Home Latest News Bhutto-Zardari Claims PPP Victory in General Elections ‘Evident’

Bhutto-Zardari Claims PPP Victory in General Elections ‘Evident’

PPP chairman urges supporters to refute claims of his party not delivering and vows to complete devolution process initiated by 18th Amendment

by Staff Report

File photo courtesy PPP Media Cell

Pakistan Peoples Party (PPP) Chairman Bilawal Bhutto-Zardari on Monday claimed it was “written on the wall” that his party will form the next federal government after general elections.

Addressing a rally at Sukkur’s Jinnah Stadium, on Monday, he reiterated that the elections were inevitable regardless of when they occurred. “They [elections] will be held within 90 days, if not then 100 or even within 120 days,” he said. “We will have to make sure the party wins not just in Sindh, Khyber-Pakhtunkhwa and Balochistan, but also Punjab,” he urged his supporters.

The PPP chief has repeatedly called for general elections within 90 days of the dissolution of the National Assembly, claiming his party’s former ruling coalition partners are “running away” from elections. Last week, he also pushed back on a statement of his father, and PPP co-chairman, Asif Ali Zardari in which he had maintained that elections can only occur after fresh delimitation following the notification of the digital census. Speaking with media, Bhutto-Zardari had maintained he was answerable to his father in matters of the home, but in matters of the politics, he was answerable to the public and his party’s central executive committee.

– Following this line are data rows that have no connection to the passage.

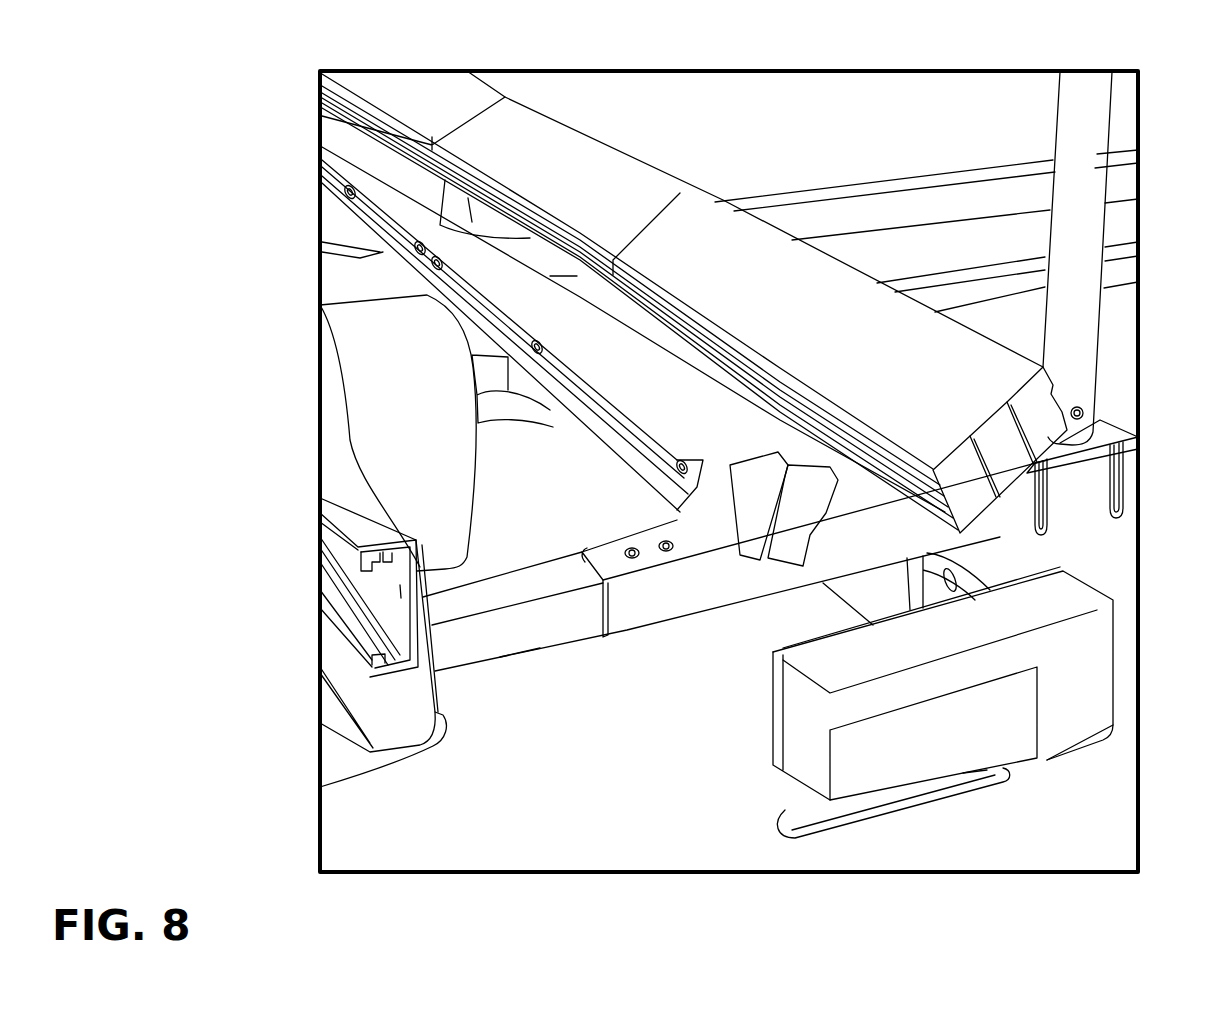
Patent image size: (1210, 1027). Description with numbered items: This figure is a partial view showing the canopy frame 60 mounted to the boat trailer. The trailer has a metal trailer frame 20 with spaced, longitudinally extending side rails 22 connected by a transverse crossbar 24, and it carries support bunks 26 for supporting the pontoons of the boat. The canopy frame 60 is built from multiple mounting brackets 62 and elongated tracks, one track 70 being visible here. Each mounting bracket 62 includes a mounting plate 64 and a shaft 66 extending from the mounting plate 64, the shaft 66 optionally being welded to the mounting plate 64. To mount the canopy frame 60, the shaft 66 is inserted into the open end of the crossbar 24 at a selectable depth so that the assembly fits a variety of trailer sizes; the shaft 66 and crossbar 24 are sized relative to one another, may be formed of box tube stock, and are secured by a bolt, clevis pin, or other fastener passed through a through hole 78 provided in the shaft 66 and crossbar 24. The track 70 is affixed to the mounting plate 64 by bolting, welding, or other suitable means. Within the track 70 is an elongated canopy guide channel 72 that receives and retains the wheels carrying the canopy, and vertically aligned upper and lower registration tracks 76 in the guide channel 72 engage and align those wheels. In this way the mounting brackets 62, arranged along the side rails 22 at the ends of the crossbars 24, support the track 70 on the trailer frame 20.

The trailer frame 20 is at (1125, 422).
The side rails 22 is at (1017, 563).
The crossbar 24 is at (672, 600).
The support bunks 26 is at (535, 160).
The canopy frame 60 is at (350, 724).
The mounting bracket 62 is at (507, 578).
The mounting plate 64 is at (433, 745).
The shaft 66 is at (518, 650).
The track 70 is at (357, 508).
The canopy guide channel 72 is at (401, 598).
The registration tracks 76 is at (390, 555).
The through hole 78 is at (667, 551).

Exhorting supporters to push back against the narrative that the PPP didn’t deliver, he maintained that the PPP represented the common man. Referring to the National Institute of Cardiovascular Diseases (NICVD), he said Sindh’s healthcare sector was proving free treatment to everyone. “There is neither a hospital in Lahore nor in Islamabad which can match NICVD Sukkur,” he said, adding that the gathered crowd should tell people that they had been voting for the same faces over the past 70 years and it was now time to give a chance to a young leader.

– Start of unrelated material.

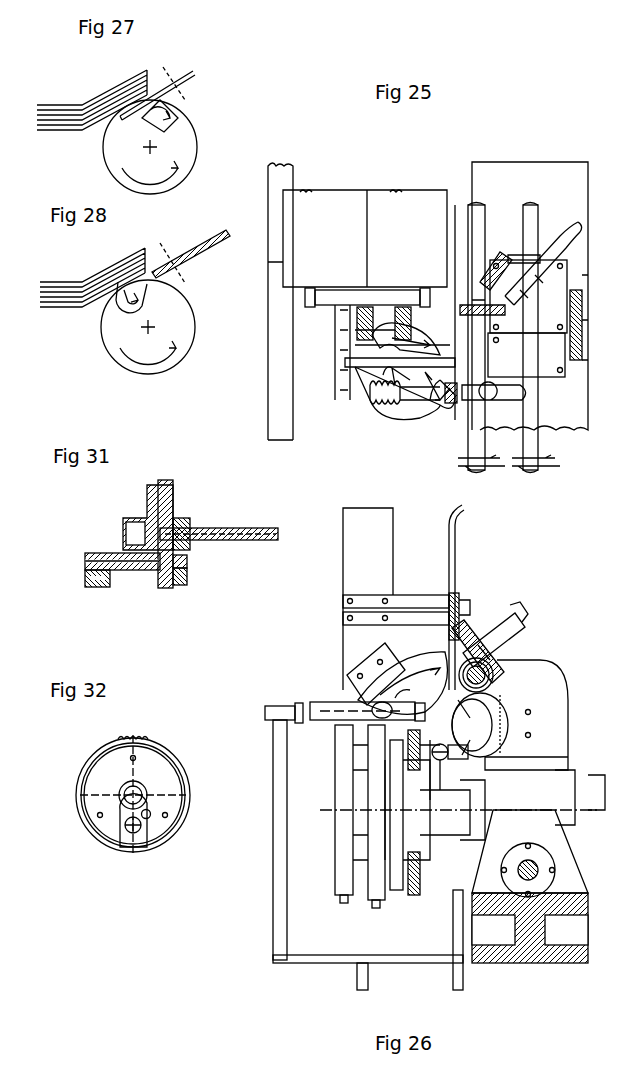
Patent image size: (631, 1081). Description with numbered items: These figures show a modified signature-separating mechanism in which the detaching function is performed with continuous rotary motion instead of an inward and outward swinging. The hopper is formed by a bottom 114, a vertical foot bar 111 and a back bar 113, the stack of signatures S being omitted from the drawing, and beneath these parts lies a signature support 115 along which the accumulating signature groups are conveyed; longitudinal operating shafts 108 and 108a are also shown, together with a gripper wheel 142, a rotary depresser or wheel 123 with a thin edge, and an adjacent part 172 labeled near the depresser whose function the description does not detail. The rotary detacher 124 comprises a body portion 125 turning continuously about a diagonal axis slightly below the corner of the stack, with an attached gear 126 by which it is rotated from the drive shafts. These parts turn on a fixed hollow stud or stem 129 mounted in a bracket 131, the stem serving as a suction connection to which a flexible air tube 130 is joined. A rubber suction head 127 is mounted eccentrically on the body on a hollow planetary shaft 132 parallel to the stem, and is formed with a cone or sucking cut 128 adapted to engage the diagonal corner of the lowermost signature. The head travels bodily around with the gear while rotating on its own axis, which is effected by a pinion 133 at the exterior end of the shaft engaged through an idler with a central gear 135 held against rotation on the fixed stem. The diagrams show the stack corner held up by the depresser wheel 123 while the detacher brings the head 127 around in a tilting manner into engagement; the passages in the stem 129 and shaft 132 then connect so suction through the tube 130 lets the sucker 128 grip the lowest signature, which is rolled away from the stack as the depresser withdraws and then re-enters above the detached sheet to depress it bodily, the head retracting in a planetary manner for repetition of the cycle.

During his speech, the former foreign minister vowed to complete the process of provincial autonomy if the PPP were voted into power. He said some federal ministries had become redundant after the 18th Amendment and had yet to be dissolved, drawing Rs. 100 billion from the federal budget. He lamented that the bureaucracy had impeded this process. “I think the journey of devolution hasn’t completed as yet,” he said. “I promise you that if you give the federal government to the PPP, we will complete the remaining work of the provincial autonomy,” he said, adding the Rs. 100 billion save could then be spent on education and welfare projects. He stressed this was not a “hollow slogan” like those of Pakistan Tehreek-e-Insaf (PTI) chief Imran Khan.

In further criticism of the bureaucracy, he regretted that officials always sought to draw “sacrifices” from ordinary people and vowed a PPP government would not allow this. “They [bureaucrats] always say that we are passing through some hard times or that we are at some sensitive crossroads because of which the people will have to give sacrifices,” he said, vowing to ensure the elite and mafias shared in the burden.